V23 hangs on some of my code where V22 was Ok.
I'm trying to isolate the issue now...
Sorry Chip
The problem seems to caused by COGID returning the wrong value.
The following test code blinks the green leds on the A9 board matching the position of the cog led.
In V22 the alignment is correct and in v23 the alignment is out by 1.
i.e COGID returns 1 for cog 2 instead of 2.
Thanks for finding that. I tested for COGID correctness by using all_cogs_blink.spin2, which only showed me group behavior. I should have been more thorough. I will have this updated in 24 hours. Thanks, again.
I'm trying to figure out why single_step.spin2 worked. Or, maybe I just tested it on a one-cog image.
This line:
wire [3:0] cogid_r = sys - 4 & cogm; // cogid result
...now uses '- 3', instead of '- 4'. 'Cogm' acts as a mask - it's the number of cogs minus 1.
This should do it.
By the way, I HAD tested single_step.spin2 on a single-cog compile, so COGID just got slammed to '0', regardless of this bug.
What's the constant value (was 4, now 3) for?
For the record COGID returned 7 for Cog 0.
It's just a difference to make it suited to returning the correct ID for the given instance. "sys" must increment for each instance but has an offset from the ID# for its primary purpose. That offset must have changed with the latest optimisations.
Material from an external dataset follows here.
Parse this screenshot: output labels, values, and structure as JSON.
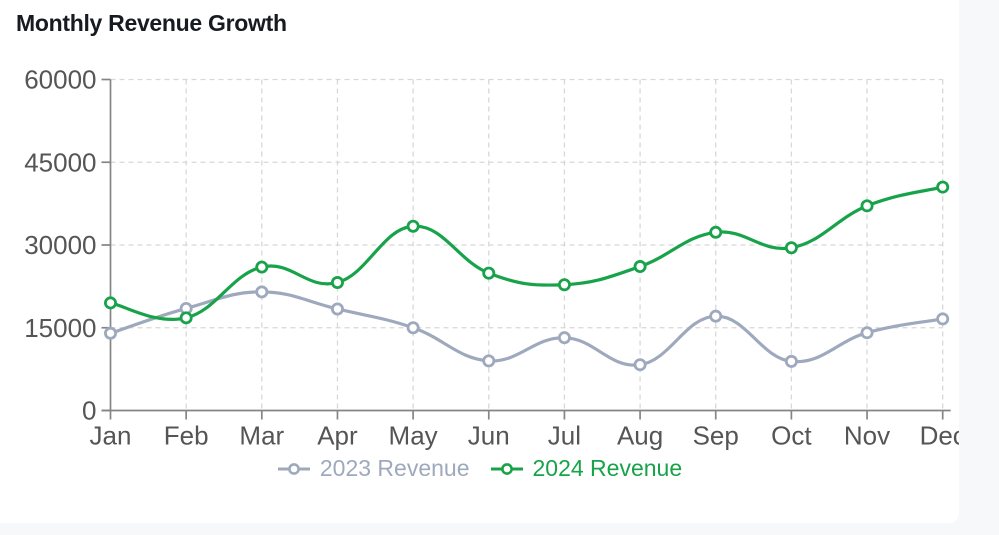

Please test this and let me know if anything is wrong.
THANKS!
Ooooo, I spy a compatibility bug around a corner up ahead.
I just scrolled to the end of the Prop2 Document and noted a small table showing instruction formatting and a subsequent key for the lettering used. To nit pick on terminology: T is Opcode. D and S are Operands.
And you can't go calling the conditional execution field an instruction prefix either. The whole 32 bits are the one instruction.